Taiwanese scientists have discovered a silk-derived protein that can trigger the growth of pacemaker cells in the hearts of mice.
The study was published in last month’s issue of the scientific journal Nature Biomedical Engineering.
Lead author Hu Yu-feng (胡瑜峰), who is an assistant research fellow at Academia Sinica’s Institute of Biomedical Sciences, said that the research points to technology that can compete with stem cells in the race to replace artificial cardiac pacemakers.
Photo: National Yang Ming Chiao Tung University
Hydrogels prepared from silk fibroin were used in the mice trials and were extracted from natural silk supplied by the Council of Agriculture’s Miaoli research station, he said.

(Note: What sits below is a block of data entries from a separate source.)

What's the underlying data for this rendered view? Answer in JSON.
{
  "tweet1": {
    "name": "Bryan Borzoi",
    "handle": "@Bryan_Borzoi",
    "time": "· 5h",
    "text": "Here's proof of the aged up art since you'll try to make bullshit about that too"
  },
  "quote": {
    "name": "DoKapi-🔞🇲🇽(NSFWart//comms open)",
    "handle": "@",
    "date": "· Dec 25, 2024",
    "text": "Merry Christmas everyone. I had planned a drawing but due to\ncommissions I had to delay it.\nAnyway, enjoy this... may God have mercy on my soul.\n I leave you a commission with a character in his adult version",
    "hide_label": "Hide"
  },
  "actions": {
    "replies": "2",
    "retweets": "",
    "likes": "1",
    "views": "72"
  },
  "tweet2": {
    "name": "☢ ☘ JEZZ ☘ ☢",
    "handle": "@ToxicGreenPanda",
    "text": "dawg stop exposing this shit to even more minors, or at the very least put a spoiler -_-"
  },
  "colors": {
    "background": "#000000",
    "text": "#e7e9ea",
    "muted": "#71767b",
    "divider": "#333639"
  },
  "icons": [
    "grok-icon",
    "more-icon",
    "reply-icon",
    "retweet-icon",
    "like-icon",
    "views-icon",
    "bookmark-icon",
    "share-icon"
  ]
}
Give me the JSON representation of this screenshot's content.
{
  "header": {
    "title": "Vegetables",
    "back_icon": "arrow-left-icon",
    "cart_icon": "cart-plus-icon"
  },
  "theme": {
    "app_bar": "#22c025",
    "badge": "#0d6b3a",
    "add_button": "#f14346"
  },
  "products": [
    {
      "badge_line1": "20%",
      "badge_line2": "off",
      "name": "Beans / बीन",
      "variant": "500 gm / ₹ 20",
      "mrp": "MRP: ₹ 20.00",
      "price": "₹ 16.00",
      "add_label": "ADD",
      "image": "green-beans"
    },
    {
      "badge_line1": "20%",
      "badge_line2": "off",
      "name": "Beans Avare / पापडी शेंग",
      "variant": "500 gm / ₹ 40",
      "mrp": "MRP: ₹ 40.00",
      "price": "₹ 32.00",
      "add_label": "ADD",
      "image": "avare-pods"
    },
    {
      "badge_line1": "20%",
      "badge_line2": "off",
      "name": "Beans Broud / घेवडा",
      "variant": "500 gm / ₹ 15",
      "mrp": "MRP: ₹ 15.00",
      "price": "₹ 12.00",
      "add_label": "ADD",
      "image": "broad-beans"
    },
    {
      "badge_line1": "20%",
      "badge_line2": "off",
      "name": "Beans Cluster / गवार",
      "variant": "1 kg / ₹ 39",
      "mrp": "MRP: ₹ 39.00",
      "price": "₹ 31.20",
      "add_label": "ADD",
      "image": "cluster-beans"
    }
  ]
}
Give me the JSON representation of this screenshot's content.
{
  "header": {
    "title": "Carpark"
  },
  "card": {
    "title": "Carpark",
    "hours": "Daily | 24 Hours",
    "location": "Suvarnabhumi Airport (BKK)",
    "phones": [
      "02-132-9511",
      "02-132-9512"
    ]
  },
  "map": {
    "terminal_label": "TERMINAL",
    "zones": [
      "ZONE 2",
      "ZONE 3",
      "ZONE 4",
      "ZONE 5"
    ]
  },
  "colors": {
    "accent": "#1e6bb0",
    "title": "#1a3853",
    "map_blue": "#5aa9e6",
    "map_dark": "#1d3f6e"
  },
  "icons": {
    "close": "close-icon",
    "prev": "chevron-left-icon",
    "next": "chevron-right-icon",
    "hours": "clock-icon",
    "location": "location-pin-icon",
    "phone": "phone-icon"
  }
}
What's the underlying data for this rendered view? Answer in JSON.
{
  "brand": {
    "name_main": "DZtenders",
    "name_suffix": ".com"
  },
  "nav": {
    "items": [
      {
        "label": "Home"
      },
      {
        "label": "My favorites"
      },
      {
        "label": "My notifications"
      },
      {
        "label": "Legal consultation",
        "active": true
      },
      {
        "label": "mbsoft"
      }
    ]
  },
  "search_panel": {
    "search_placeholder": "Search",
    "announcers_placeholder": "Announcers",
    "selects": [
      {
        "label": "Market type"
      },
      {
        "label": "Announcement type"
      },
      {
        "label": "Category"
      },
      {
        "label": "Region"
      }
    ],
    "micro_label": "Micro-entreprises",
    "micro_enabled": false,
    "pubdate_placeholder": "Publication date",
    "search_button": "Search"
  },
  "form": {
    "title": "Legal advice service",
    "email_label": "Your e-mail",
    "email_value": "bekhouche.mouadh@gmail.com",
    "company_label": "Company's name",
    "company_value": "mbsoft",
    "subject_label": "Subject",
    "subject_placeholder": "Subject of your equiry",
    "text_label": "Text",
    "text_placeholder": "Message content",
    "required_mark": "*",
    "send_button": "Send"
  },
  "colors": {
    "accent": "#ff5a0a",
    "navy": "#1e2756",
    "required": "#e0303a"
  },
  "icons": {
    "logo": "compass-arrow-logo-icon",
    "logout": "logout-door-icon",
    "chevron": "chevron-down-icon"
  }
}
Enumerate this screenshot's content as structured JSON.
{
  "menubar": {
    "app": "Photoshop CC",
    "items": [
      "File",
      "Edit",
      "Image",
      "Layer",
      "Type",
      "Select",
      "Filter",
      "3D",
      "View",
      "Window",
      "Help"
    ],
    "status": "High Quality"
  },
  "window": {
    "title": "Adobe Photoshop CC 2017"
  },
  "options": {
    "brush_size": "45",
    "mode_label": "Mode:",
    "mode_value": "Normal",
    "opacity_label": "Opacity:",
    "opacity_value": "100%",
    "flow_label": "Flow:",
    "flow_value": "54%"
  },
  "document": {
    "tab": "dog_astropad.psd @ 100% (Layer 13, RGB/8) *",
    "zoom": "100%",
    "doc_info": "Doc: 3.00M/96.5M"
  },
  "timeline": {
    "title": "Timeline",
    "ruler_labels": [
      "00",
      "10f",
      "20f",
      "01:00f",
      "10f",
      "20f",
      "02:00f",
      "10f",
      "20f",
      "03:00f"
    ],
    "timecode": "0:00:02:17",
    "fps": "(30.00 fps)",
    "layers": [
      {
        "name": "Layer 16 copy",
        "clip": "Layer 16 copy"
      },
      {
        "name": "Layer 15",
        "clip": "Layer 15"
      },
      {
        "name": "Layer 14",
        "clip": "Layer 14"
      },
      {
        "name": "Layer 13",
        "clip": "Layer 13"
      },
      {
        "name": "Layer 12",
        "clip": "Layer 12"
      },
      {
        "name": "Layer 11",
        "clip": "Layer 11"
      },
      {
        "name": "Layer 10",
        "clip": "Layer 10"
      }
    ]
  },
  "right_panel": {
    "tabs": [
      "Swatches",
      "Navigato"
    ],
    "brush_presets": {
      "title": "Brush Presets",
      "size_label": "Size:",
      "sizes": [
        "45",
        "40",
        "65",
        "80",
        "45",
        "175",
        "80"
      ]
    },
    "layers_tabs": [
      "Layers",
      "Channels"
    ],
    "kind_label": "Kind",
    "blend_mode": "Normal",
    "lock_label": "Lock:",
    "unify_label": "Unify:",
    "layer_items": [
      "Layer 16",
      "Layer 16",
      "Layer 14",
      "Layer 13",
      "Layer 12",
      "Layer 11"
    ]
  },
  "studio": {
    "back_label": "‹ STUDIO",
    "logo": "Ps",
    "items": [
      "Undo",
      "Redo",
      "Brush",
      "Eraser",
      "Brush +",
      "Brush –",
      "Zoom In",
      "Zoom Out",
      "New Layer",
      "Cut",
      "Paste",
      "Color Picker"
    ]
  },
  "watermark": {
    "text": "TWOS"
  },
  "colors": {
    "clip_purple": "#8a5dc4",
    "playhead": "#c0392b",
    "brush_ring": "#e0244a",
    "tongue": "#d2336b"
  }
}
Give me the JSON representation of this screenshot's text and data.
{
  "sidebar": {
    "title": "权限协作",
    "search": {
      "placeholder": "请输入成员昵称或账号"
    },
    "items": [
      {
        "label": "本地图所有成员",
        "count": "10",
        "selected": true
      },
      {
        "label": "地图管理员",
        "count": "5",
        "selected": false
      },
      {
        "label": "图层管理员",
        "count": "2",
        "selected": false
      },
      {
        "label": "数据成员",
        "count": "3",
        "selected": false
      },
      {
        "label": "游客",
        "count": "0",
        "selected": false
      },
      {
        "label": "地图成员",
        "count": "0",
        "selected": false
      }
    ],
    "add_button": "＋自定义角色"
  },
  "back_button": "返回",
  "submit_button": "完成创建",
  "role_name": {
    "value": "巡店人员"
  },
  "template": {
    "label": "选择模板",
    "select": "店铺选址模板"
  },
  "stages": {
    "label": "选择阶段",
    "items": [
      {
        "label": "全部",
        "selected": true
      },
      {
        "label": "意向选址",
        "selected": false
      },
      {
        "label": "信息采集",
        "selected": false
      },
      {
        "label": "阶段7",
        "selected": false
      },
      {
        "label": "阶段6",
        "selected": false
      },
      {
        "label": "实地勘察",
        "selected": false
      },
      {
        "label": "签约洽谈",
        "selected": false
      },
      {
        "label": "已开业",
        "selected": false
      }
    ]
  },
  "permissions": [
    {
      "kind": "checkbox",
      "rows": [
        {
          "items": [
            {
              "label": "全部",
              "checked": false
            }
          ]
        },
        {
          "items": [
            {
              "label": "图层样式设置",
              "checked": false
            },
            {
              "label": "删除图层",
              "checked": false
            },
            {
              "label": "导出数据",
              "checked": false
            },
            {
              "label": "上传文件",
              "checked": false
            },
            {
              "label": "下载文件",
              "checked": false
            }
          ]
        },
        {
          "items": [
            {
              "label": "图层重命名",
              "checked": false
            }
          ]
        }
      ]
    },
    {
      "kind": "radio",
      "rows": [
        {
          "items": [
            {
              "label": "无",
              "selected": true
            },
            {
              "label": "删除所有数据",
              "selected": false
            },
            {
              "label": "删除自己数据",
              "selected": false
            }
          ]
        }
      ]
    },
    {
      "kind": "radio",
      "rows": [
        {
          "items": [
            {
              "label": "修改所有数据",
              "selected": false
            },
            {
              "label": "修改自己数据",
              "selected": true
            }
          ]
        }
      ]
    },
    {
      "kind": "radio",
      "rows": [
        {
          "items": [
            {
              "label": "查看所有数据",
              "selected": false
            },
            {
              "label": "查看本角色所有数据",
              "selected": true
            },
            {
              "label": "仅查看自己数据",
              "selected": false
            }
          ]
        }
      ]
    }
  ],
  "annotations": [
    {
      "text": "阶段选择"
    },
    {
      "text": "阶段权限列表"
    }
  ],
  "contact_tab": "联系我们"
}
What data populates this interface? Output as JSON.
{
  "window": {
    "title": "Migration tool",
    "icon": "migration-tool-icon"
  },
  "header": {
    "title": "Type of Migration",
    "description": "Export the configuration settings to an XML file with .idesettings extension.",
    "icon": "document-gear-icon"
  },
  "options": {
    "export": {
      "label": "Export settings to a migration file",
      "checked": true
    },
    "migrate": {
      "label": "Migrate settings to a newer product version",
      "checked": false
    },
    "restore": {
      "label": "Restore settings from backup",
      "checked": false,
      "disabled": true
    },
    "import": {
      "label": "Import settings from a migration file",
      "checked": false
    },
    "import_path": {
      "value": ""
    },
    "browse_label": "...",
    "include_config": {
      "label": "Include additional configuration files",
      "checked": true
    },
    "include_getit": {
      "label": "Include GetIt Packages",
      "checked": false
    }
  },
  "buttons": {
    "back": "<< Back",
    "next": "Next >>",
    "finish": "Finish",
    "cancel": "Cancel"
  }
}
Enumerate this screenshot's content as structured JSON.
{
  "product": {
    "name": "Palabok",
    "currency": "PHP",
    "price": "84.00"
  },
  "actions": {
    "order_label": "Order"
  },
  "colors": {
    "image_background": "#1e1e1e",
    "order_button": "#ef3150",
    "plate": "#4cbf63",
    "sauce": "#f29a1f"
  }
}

The substance, when injected into the inactive hearts of lab mice, triggers the expression of specific genes in muscle cells and transforms them into pacemaker cells, he said.
The simplicity, reliability and ease of implantation of the biomaterial technology makes it better than stem cell technology, he said.
Culturing pacemaker cells from stem cells is complex and unpredictable, and the cells, which must be injected into the heart, are often not absorbed by the organ, but travel in the bloodstream to other parts of the body, he said.
“If [non-functioning pacemaker cells] are a broken circuit board in a car, this [biomaterial] technology enables us to directly repair the circuit board without taking apart the car and ripping out all the wires,” he said.
The researchers have applied to patent the technology developed from the study in Taiwan and the US, he said.